Photoshelter, a portfolio service for professional photographers, recently teamed up with Agency Access, a marketing firm for creative workers, to find out what image buyers are looking for and how they find photographers.
The results included a couple of points of vital interest to email marketers in any industry.
The first point was that for photographers hoping to sell image licenses and win commissions email marketing is vital. Asked where they turn when they need to find a photographer, almost half of the survey’s respondents, a group made up mostly of Art Directors, Creative Directors, copywriters and other creative managers, said that they look at the emails they’ve received from photographers.
Inboxes were the joint second favorite place to make a buying decision, alongside photography agencies and just behind word-of-mouth referrals.
For photographers, sending emails to potential clients pays off.
But the second point was that those emails have to be written carefully. Asked what most annoyed them about photographers’ marketing efforts and two of the biggest complaints concerned the way photographers pitch themselves through email.
Buyers complained about receiving messages that had little to do with their needs. (The art director of a diving magazine described receiving sample images from fashion photographers). And they also complained about email messages whose subject lines started with “re:” to indicate that the email was part of an ongoing conversation.
Both of those strategies are failures in any industry and for any email marketer.
Target, Don’t Spam
The first concerns the importance of targeting your messages, making sure that your list is segmented and that subscribers only receive emails that match subjects in which they’ve shown an interest.
If you’re not sure what those interests are, and your stats aren’t telling you, ask them. Offer a prize in return for a quick questionnaire that asks readers to rank the topics that they find the most interesting.
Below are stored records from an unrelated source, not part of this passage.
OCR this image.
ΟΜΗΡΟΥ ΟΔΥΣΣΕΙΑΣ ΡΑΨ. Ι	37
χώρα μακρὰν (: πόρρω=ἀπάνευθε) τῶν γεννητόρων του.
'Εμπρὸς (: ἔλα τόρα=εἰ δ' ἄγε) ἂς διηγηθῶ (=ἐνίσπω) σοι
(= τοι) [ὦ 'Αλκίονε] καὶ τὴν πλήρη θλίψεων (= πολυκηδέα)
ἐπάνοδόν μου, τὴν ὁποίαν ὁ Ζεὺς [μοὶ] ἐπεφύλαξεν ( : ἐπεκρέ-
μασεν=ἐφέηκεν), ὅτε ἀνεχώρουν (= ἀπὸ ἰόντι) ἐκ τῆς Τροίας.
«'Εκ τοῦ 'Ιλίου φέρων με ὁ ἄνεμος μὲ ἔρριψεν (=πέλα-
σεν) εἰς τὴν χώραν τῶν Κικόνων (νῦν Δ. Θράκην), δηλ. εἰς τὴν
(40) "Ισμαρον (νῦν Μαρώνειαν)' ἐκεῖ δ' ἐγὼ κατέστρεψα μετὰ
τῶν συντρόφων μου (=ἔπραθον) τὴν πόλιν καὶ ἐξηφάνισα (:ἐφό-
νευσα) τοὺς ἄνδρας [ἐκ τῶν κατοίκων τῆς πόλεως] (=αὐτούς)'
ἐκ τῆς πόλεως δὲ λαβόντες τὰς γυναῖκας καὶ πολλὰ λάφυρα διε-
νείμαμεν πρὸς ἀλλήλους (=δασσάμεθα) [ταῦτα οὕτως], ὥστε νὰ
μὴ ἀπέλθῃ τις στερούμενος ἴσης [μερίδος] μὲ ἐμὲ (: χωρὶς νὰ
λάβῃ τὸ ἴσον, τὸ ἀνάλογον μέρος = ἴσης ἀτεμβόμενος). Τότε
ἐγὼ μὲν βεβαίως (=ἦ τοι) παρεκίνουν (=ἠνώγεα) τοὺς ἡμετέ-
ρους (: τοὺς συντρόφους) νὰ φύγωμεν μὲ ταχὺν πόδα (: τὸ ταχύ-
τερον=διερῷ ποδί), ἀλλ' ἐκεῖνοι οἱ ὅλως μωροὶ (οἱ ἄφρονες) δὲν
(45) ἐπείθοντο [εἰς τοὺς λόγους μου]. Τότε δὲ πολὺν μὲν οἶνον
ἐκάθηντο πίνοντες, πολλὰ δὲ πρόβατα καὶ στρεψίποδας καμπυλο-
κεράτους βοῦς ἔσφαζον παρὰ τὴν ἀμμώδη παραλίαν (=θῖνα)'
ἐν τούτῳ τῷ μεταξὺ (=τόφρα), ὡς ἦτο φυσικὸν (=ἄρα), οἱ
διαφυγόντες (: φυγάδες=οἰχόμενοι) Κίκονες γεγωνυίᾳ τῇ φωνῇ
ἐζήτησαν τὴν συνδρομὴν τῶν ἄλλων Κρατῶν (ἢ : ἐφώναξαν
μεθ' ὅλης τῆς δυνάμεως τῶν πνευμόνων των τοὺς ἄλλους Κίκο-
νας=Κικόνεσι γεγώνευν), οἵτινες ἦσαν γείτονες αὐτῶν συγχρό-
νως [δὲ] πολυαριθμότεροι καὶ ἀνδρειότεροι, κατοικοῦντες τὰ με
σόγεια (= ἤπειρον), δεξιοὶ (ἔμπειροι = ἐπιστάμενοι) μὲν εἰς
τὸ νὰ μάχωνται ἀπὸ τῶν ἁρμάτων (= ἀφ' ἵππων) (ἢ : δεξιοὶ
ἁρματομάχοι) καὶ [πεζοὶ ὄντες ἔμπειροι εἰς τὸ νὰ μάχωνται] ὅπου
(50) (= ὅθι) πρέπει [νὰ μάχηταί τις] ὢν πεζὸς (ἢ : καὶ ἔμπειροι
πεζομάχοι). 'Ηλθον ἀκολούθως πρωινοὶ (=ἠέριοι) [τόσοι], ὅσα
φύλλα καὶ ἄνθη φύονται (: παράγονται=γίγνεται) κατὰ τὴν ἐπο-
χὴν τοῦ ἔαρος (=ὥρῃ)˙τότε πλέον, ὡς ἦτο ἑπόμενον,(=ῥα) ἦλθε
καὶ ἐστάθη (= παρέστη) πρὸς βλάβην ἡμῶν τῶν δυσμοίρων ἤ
The prize doesn’t have to be more than a free report that acts as a marketing brochure for your firm — but agreeing to accept it will already show you which of your subscribers want freebies and are motivated enough to reach out and take them.
The second strategy though is about not looking like spam. That’s hard enough to do at the best of times. Filter software is now powerful enough not just to stop phishing messages from Nigeria but vital emails from friends and marketing messages delivered to a subscriber on a double opt-in list. You don’t have to make it harder by using a tactic that’s straight out of the deceptive marketer’s handbook.
In fact, you should be going out of your way to avoid looking like spam.
Your unsubscribe link should be at the bottom of the page and take the reader to a single button (and not to a complete form that demands irrelevant but compulsory data). Your design should stay within the template and avoid the kind of graphic-heavy imagery used by pharma spammers. And above all, the content should be interesting, properly written and welcomed.